Schoolgirls lay flowers at the Greenvale HotelImage source, PA
Image caption,
Grieving young people lay flowers at the scene of the Cookstown disco tragedy

A major effort is under way to offer support to young people impacted by the three deaths at last Sunday's Greenvale Hotel disco in Cookstown.

Lauren Bullock, 17, Morgan Barnard, 17, and Connor Currie, 16, died after a crush in the queue for a disco at the hotel on St Patrick's Day.

Many more are now grieving the loss of three friends.

But what are the signs of distress that parents and carers should be looking for - and what can be done to help?

In the days after the Cookstown tragedy, specialist counsellors were sent into local schools to offer support and youth centres opened their doors for young people to voice their feelings.

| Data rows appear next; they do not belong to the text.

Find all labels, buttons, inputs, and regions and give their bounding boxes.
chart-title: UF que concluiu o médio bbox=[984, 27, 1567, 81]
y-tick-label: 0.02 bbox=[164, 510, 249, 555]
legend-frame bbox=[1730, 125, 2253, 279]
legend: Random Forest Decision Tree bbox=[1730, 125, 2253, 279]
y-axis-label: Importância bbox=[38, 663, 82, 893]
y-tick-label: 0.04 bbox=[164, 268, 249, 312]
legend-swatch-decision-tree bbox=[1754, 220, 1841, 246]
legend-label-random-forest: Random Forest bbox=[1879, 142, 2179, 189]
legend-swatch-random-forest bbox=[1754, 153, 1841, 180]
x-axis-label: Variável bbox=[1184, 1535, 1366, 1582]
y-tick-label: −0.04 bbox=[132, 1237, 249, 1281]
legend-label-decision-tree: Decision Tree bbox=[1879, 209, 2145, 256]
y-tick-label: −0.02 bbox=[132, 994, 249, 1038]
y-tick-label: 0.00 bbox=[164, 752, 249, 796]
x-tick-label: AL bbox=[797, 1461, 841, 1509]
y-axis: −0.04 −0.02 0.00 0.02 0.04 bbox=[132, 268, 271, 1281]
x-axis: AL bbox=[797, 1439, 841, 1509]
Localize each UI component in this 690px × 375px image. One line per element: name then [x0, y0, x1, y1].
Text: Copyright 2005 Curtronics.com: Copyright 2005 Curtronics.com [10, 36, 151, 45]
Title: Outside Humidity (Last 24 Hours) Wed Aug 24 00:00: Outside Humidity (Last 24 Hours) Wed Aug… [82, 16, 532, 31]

Other events such as the Manchester Arena suicide bomb attack in 2017, last Friday's terrorist attacks on two mosques in New Zealand and school shootings in the United States have all left children and young people suffering from psychological after-effects.

What are the signs of traumatic stress?

The Royal College of Psychiatrists says that in addition to having bad dreams and being unable to sleep, children with traumatic stress may:

  • Become fearful, clingy and anxious about being separated from their parents
  • Start bedwetting and thumb-sucking
  • Become preoccupied with thoughts and memories of the event
  • Be unable to concentrate
  • Be irritable and disobedient
  • Complain of physical symptoms such as headaches and stomach-aches

A multi-agency group in Cookstown - which includes Mid-Ulster District Council, health organisations, the police, education and community groups - has issued advice to parents of young people affected by events at the Greenvale Hotel.

The advice, prepared by psychologists and psychiatrists who work with children and young people, says experiencing some distress after a traumatic event is entirely normal.

"This might include difficulties sleeping, thoughts and memories of what has happened popping into mind, bad dreams, irritability, feeling low, behavioural problems and avoiding activities they used to enjoy," it says.

The experts advise that parents and carers should not avoid talking about what happened, and it may help to actively encourage the young person to discuss their experience.

If the difficulties persist, parents are advised to seek help from the school or a GP.

Phil Lindsay of Barnardos NI said many young people "will be experiencing a fight, flight or freeze response, as a result of shock".

"Encourage the young person to talk about their experience and ensure they still have routine in their lives around eating, sleeping, going to school and keeping up activities," he said.

Image source, Getty Images
Image caption,
Twenty-two people died in the Manchester Arena attack, most of them young music fans

In the immediate aftermath of the Greenvale deaths, Northern Ireland's Education Authority (EA) sent staff from its "critical incident team" to five local schools.

EA chairwoman Sharon O'Connor said her organisation had also provided support and advice to a further seven schools in the area.

"The EA Youth Service has opened its facilities at Ógras Youth Club, Coalisland, Dungannon Youth Resource Centre and Cookstown Youth Resource Centre in order for young people affected by the tragedy to engage with youth workers," she said.

Following the attack at the Ariana Grande concert in Manchester, the NHS set up a Resilience Hub to support the many children young people and adults directly affected by the traumatic event.

The hub's ongoing work includes group events across the north of England and Glasgow to offer advice and help.

In October 218, the hub was supporting more than 3,300 individuals - an indication of the sheer scale of the Manchester attack.